Earlier billed by the industry as another iteration of the “baseline rule” removed from a previous draft version of PRET amid a series of legal challenges under California law, the proposed “companion rule” would set emissions thresholds as well as mitigate potential emissions increases from area refineries.

The agency plans to present a final set of proposed rules to BAAQMD’s board of directors sometime in 2015.

While Bay Area’s five refiners plan to continue actively collaborating with BAAQMD on its emissions-reduction strategy, the agency’s goals may be a bit too ambitious within the proposed timeframe, according to the Western States Petroleum Association (WSPA).

“The Bay Area refineries will constructively participate in the strategy’s rule making,” Guy Bjerke, WSPA’s Bay Area region manager, told OGJ.

“Our main concern with the strategy is the 20% reduction by 2020 goal which, given historic reductions over the past 10 years, are likely unachievable and impractical in just 5 years,” Bjerke said.

BAAQMD’s proposed strategy

To achieve its overall goal of a 20% emissions reduction from refineries alongside a 20% reduction in health risks to local communities over the next 5 years, the proposed strategy includes the following components:

• Reduction of criteria pollutants. Under a focused best available retrofit control technology (BARCT) program, BAAQMD will investigate  significant sources at refineries and pursue a variety of additional pollution controls at these sources. Rulemaking is already underway to reduce sulfur dioxide from coke calciners and particulate matter from catalytic cracking units. Several other rules to reduce refinery emissions also will be developed in 2015.

• Reduction of health risks from toxic air pollution. This approach will begin with requirements to reduce toxic emissions from key refinery sources such as cooling towers and coking units. The focused toxics approach will also include site-wide HRAs and the identification of sources for further emission controls, using health benefits as an important evaluative tool.

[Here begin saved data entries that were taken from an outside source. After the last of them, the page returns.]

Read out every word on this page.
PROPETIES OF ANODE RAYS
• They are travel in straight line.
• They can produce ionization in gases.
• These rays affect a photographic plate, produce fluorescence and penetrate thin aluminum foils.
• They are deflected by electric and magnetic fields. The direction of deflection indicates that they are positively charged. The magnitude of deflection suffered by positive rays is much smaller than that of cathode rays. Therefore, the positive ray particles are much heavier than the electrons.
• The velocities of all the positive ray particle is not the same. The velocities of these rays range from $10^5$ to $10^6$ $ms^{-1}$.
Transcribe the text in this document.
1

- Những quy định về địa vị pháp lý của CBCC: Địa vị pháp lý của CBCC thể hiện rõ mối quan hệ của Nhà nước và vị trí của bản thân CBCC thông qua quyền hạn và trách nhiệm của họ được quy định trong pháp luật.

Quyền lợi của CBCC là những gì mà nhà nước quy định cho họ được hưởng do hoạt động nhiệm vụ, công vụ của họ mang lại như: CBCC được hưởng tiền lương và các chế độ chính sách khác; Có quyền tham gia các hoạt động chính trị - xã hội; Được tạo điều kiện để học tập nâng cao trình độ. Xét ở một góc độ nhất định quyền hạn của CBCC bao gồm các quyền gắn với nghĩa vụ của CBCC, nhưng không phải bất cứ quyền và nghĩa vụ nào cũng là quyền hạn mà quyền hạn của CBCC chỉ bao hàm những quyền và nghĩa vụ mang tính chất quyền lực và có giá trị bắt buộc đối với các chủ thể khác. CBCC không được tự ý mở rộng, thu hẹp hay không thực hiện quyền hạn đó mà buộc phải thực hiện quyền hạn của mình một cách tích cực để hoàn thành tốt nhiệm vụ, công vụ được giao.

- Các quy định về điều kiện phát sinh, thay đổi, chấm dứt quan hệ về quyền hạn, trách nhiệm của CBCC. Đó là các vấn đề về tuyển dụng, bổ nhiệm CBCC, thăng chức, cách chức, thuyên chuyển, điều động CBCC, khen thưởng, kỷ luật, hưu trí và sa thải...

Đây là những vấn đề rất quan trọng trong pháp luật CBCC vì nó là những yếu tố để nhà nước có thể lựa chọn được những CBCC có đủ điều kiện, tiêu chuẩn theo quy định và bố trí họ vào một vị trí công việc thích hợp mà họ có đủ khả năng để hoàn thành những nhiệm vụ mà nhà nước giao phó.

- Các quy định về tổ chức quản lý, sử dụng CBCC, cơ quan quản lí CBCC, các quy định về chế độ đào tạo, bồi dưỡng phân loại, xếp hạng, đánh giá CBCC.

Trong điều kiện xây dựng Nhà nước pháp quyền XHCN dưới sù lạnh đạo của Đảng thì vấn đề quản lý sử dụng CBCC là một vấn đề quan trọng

• Evaluation of GHG emissions. Under this approach, BAAQMD would track emission reductions at refineries incurred as a result of the cap-and-trade system under California’s AB 32 climate law, which requires the state to reduce its GHG emissions to 1990 levels by 2020. Refinery performance would be compared to third-party standards for best practices, with analysis of potential further opportunities for reductions.

• Continuous improvement. To ensure continuous improvement in emission reductions, refiners will be required to periodically evaluate the sources of the majority of their emissions in order to determine if additional pollution controls are needed.

BAAQMD previously acknowledged that overall emissions from the region’s five refineries, which already are subject to more than 20 specific agency regulations and programs, have been steadily decreasing.